Luanda - O Presidente de Angola, João Lourenço, garantiu, esta terça-feira, que não mistura Justiça com assuntos pessoais ao falar sobre a sua relação com o antigo Chefe de Estado José Eduardo dos Santos, que se encontra internado em Barcelona. “Uma coisa são as relações entre mil e ele e outra coisa é a luta contra a corrupção“, declarou em entrevista à RTP África a propósito das próximas eleições presidenciais, marcadas para 24 de agosto. “Quem estiver envolvido nela, com certeza que a entidades competentes, no caso a justiça angolana andará atrás dessas pessoas ou famílias”, acrescentou.

Fonte: Observador

Para exemplificar que “a relação (com José Eduardo dos Santos) é boa”, João Lourenço revelou mesmo ter sido sempre ele a deslocar-se até ao seu antecessor sempre que se encontraram: “Durante este tempo, tivemos vários encontros e, desses vários encontros, quase sempre, quem se deslocou ao encontro do presidente José Eduardo dos Santos fui eu.

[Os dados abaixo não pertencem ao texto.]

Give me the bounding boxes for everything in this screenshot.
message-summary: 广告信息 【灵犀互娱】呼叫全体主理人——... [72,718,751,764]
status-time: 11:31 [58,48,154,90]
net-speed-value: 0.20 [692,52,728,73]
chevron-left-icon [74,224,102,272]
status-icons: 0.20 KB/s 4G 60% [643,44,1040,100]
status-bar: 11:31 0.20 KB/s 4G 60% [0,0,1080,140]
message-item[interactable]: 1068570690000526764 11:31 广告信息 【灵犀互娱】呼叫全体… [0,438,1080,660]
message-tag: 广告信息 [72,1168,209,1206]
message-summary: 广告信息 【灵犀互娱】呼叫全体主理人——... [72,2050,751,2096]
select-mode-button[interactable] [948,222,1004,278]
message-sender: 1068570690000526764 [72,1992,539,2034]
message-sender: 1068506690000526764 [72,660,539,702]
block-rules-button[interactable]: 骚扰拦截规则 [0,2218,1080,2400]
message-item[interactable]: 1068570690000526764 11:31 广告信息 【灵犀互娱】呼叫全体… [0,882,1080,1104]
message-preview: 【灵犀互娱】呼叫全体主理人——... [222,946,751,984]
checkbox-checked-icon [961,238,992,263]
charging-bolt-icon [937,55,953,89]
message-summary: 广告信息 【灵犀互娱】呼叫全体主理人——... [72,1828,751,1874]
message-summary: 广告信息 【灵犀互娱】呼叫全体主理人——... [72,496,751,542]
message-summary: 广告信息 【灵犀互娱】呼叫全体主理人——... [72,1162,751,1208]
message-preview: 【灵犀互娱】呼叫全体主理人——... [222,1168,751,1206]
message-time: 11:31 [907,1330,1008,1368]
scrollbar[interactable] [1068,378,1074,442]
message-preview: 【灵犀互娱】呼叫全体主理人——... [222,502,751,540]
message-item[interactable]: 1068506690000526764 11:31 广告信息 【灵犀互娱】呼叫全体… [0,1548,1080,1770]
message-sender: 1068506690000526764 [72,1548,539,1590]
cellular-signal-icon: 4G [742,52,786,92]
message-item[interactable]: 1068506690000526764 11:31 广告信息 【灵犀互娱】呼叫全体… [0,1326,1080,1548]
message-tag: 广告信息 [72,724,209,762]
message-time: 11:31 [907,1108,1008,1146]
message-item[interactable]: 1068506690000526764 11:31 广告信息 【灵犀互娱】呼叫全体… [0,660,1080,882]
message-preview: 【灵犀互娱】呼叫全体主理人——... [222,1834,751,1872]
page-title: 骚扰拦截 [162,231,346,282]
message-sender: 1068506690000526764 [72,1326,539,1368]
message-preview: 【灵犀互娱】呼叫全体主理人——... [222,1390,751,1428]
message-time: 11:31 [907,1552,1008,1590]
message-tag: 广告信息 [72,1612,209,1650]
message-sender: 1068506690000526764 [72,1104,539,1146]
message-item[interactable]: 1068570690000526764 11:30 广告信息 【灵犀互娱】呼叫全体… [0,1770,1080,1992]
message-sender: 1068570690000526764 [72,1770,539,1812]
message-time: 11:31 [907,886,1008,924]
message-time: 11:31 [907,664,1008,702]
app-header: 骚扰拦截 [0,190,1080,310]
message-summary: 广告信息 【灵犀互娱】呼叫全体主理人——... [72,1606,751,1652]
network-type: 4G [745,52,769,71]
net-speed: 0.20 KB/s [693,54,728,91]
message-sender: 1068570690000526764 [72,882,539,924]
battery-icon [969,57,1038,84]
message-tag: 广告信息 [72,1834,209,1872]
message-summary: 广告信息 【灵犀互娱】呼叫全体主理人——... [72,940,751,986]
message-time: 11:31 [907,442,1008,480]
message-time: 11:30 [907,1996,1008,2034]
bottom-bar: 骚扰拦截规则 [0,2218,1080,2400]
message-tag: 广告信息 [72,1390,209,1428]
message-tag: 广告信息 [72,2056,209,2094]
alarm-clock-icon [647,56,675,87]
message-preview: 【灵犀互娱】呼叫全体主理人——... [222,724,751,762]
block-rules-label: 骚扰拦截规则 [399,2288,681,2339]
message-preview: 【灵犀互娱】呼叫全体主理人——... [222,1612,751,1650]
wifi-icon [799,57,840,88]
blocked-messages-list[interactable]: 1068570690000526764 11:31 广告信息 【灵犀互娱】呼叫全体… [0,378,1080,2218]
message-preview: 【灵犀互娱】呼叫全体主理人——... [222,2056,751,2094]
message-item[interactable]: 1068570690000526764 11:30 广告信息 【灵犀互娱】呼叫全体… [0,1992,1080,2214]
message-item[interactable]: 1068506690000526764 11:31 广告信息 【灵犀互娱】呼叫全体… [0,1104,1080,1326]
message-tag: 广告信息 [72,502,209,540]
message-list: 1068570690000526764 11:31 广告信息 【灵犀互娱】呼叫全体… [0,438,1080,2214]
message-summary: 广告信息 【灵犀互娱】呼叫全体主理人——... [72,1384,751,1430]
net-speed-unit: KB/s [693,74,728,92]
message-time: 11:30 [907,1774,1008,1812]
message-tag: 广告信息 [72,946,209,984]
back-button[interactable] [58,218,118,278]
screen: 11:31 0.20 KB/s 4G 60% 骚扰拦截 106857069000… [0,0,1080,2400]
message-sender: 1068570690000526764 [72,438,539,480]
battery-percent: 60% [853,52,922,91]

Eu é que sou chefe de Estado, o normal seria ser eu a receber o presidente José Eduardo dos Santos, mas não foi isso que aconteceu e foi por decisão minha.”

 

Ainda relativamente à questão da corrupção Angola, o Presidente angolano aproveitou para, uma vez que as eleições estão próximas, sublinhar que “a justiça está hoje a cobrir todos os níveis, desde a base até ao topo”. No entanto, reconheceu que “é verdade que Angola não é nenhum paraíso, não é nenhum mar de rosas”, justificando as atuais dificuldades, como o crescimento do desemprego, com a crise provocada pela pandemia e, mais recentemente, com “as influências negativas da situação que se vive na Ucrânia”.

 

O atual Presidente de Angola, que se candidata agora ao segundo mandato, negou ainda qualquer tipo de contestação no país, dizendo que ainda não viu “nenhum movimento de coletes amarelos em Angola”. “O que temos vindo a assistir, talvez por força das denúncias muito abertas que temos vindo a fazer, é a mobilização de um pequeno grupo de jovens, feita por um partido da oposição e que leva esse pequeno grupo de jovens a cometer atos de vandalismo”, apontou João Lourenço, acrescentando que este grupo não é representativo da juventude angolana.